Aboard the Navy’s 888-ft. aircraft carrier Bennington, Commander Michael Hanley, off-duty air group commander, slept peacefully through the usual clamor of the morning launching of jet fighters.
But as the last jet was shot off, Hanley snapped awake, suddenly aware of a strange hissing noise coming from the giant hydraulic catapult mechanism on the deck just over his head. He was hardly out of bed before he felt the soft concussion of a flash-fire explosion, then the rending blast of a second that shook Big Ben from stem to stern.
As Hanley fought his way topside, he saw steel bulkheads crumpled like tinfoil. Radiating out from the vicinity of the catapult room, the blast had smashed and seared its way through the forward part of the ship—through the junior officers’ wardroom, where pilots lounged over an early cup of coffee; through the enlisted men’s mess hall, and on into the enlisted sleeping quarters, where many a sailor was just blinking his eyes and wondering what the bonging call to general quarters was all about.
To make matters worse. Big Ben’s powerful ventilating system began to pump explosive fumes and heavy smoke through the ship. As far down as the sixth deck, the blast jammed the airtight doors. The eight men on duty in damage control put wet rags over their faces and went about their critical work of relaying messages from the bridge to the fire fighters, as their oxygen supply dwindled. “This is my last breath,” one of them gasped over his headset—and it was. With agonizing slowness, rescue parties cut through the wreckage.
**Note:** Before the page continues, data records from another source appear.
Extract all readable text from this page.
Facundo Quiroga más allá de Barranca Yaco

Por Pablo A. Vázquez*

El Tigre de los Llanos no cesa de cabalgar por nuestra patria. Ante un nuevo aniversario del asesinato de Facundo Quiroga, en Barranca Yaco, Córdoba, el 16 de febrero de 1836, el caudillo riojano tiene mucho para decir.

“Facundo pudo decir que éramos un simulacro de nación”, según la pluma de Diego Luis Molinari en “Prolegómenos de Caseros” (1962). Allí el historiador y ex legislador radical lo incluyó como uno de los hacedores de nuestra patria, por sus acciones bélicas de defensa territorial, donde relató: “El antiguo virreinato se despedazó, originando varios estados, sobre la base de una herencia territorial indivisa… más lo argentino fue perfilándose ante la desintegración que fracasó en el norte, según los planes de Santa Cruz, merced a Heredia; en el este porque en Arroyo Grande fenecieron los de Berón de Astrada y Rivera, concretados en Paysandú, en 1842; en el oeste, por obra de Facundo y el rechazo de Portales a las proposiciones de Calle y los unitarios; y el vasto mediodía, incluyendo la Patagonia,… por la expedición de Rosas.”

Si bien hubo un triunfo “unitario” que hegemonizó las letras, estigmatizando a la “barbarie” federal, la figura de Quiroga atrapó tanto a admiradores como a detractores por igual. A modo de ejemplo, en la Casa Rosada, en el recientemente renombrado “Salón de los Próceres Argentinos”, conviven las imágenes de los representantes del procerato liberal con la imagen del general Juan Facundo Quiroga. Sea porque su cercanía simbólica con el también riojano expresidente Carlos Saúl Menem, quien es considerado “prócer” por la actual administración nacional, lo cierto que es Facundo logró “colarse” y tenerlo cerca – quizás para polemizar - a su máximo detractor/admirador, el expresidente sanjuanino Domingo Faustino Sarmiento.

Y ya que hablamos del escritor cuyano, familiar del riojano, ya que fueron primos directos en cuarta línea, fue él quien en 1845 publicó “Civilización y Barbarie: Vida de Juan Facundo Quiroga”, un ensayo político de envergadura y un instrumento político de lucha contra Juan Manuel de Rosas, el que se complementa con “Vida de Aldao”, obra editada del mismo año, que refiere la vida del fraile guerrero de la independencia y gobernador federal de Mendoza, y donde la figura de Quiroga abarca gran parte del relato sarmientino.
Big Ben was 75 miles south of Newport when she took the explosion at 6:20 a.m.—on the way from refitting in Norfolk to her home base at Quonset Point, R.I. As soon as the alarm was flashed ashore, the Quonset Point Naval Air Station rounded up all helicopters in the area and began a ship-to-shore ambulance service. Fires were under control by 8, but as the carrier glided up Narragansett Bay at 12:30 p.m. for her homecoming, rescue parties were still prowling through the blackened compartments, and the dead, shrouded in white blankets, were spaced across the hangar deck.
At week’s end, the dead numbered 99, the critically injured 30, the less-seriously injured 40. Big Ben’s weary captain, William Raborn, settled down with a court of inquiry to try to find out why.